The two patches can be [2, 4].

Example 3:
nums = [1, 2, 2], n = 5
Return 0.

Note that, we should construct all numbers from 1 to n. A dirty take on this problem would be to to go from 1 to n and add all the numbers missing in the array. But certainly this is not the optimal solution. Because we don’t actually need all consecutive numbers to get another by adding them up. For example, A=[1,2,4]. In this case we don’t need 3 to make 3 because we can make 3 by adding 1 and 2. Also we don’t need 5 either. But if we want to make 8 then we have to add 8 in the list. Once we added 8 to the list i.e. A’=[1,2,4,8] then we don’t need to add any more element until 15 (why?).
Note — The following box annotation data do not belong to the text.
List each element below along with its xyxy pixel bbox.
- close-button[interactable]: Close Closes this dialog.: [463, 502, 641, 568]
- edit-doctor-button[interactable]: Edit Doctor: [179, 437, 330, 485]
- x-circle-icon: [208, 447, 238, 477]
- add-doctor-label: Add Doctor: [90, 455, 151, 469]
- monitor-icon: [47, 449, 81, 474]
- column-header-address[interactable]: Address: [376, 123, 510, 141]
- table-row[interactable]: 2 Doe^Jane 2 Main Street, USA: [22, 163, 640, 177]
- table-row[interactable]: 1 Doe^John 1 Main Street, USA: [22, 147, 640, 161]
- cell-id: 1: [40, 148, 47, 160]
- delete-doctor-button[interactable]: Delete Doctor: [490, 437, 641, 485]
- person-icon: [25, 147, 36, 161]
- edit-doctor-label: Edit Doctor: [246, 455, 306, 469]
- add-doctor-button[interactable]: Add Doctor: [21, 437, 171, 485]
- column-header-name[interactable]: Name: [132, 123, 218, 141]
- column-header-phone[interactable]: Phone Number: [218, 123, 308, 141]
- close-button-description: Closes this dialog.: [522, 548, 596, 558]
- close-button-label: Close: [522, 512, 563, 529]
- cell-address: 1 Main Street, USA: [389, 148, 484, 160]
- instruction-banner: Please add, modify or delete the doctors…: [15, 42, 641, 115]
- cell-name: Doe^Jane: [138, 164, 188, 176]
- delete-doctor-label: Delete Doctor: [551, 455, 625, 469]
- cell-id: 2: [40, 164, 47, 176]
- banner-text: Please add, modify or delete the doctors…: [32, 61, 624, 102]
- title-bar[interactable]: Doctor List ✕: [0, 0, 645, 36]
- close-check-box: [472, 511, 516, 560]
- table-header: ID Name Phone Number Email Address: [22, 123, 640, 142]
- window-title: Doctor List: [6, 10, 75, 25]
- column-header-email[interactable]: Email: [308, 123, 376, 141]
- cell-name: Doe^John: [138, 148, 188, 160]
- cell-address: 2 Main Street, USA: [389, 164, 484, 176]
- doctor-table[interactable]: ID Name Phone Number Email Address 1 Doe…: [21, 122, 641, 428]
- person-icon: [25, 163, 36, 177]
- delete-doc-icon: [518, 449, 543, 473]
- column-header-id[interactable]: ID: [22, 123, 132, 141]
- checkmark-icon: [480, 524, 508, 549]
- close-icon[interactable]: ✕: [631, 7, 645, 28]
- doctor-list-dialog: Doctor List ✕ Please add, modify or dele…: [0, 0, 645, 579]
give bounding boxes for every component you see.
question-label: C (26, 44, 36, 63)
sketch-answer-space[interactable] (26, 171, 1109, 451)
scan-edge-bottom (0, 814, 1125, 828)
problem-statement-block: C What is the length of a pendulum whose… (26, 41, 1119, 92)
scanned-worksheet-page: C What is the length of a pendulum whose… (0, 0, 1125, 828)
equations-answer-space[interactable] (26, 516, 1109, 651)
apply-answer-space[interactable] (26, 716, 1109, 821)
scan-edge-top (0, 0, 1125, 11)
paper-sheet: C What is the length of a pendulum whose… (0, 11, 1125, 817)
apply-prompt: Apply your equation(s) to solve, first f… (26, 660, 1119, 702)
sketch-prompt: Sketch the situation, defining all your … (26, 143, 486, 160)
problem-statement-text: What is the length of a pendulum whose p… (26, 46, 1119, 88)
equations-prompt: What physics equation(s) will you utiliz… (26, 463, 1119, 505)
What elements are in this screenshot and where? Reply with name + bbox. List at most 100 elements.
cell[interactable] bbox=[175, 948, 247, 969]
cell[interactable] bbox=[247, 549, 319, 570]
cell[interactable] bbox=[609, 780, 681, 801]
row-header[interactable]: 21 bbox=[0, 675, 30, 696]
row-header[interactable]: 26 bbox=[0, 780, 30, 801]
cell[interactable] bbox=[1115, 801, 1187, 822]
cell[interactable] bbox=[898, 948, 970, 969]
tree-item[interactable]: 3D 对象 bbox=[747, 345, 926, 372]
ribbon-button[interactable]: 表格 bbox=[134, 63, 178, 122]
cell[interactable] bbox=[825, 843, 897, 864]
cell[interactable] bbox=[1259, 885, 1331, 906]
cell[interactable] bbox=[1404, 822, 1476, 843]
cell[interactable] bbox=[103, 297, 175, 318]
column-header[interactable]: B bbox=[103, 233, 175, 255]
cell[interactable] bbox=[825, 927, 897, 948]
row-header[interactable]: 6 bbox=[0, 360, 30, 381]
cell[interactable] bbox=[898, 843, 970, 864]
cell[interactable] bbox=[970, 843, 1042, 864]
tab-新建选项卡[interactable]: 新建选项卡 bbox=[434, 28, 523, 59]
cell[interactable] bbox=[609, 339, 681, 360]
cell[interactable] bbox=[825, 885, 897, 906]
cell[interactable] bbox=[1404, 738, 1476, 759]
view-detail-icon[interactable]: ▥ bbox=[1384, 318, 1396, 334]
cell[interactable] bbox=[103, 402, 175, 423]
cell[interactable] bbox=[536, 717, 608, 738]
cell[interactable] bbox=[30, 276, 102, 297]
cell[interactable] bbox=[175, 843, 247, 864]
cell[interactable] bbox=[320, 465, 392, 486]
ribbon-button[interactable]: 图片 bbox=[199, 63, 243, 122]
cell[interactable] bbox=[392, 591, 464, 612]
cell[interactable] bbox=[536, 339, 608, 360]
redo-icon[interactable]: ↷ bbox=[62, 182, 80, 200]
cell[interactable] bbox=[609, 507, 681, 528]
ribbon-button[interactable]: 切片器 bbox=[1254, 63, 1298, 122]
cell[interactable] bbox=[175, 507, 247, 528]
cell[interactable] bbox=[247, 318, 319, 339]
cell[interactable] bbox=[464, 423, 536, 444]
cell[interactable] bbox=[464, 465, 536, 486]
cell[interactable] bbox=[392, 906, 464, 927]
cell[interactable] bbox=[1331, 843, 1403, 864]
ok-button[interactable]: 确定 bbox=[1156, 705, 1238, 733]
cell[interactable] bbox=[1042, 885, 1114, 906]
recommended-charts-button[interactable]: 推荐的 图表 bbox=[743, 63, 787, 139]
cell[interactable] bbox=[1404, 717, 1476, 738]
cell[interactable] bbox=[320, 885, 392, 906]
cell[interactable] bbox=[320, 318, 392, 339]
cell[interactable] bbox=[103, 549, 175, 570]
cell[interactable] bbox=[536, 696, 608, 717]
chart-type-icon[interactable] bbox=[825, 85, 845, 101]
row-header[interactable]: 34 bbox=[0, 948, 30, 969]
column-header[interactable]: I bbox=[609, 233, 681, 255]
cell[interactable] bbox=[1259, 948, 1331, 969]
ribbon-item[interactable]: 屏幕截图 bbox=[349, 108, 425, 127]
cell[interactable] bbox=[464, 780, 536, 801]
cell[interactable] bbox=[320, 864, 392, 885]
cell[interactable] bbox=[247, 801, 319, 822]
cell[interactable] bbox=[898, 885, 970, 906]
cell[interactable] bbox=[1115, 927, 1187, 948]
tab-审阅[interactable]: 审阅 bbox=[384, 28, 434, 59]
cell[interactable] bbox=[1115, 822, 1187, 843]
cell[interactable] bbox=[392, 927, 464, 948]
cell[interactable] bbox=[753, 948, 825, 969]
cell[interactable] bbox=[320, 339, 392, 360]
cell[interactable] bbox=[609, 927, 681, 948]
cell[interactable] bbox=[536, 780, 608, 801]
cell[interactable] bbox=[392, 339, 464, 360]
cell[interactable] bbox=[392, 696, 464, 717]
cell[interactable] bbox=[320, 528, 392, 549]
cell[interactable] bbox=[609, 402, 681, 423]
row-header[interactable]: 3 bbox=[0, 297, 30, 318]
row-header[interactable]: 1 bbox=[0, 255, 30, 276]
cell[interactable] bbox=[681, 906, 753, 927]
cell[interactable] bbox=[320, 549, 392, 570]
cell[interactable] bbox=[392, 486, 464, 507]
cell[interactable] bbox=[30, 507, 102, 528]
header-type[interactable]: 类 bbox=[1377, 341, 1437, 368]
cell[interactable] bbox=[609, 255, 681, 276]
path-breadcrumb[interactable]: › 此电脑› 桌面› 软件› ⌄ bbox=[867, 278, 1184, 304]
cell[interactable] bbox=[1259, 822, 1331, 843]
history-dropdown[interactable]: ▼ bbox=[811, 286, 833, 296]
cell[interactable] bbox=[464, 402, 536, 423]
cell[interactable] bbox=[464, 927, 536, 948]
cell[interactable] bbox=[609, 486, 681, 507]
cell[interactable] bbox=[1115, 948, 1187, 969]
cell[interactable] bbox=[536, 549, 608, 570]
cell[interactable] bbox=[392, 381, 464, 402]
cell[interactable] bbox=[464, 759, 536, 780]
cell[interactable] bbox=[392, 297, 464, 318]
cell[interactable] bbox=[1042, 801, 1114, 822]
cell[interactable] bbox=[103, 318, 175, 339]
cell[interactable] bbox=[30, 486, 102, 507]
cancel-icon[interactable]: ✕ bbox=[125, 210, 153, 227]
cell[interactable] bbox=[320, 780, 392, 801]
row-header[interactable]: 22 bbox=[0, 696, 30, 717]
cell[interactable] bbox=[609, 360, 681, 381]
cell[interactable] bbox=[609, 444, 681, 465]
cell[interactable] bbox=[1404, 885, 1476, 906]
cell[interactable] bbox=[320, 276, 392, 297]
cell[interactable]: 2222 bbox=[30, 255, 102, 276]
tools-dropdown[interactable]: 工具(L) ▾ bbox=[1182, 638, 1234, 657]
Basically, as long as cumulative sum so far is greater than the number we need to create , we are good. But id cumsum falls below the current number (between 1 to n) we need to create , then we have to add the current cumsum to itself (why?). This is because we assumed at any particular time cumsum is equal or greater than the current element we need to create. That is we doubling the cumsum when we add a missing element.

Below is the implementation of the above idea in O(n) time and O(1) space.

public static int minPatches(int[] nums, int n) {
	int sum = 1;
	int i = 0;
	int count = 0;
	
	while(sum <= n){
		if(i < nums.length && nums[i] <= sum){
			sum+=nums[i++];
		}
		else{
			sum<<=1;
			count++;
		}
	}
	
	return count;
}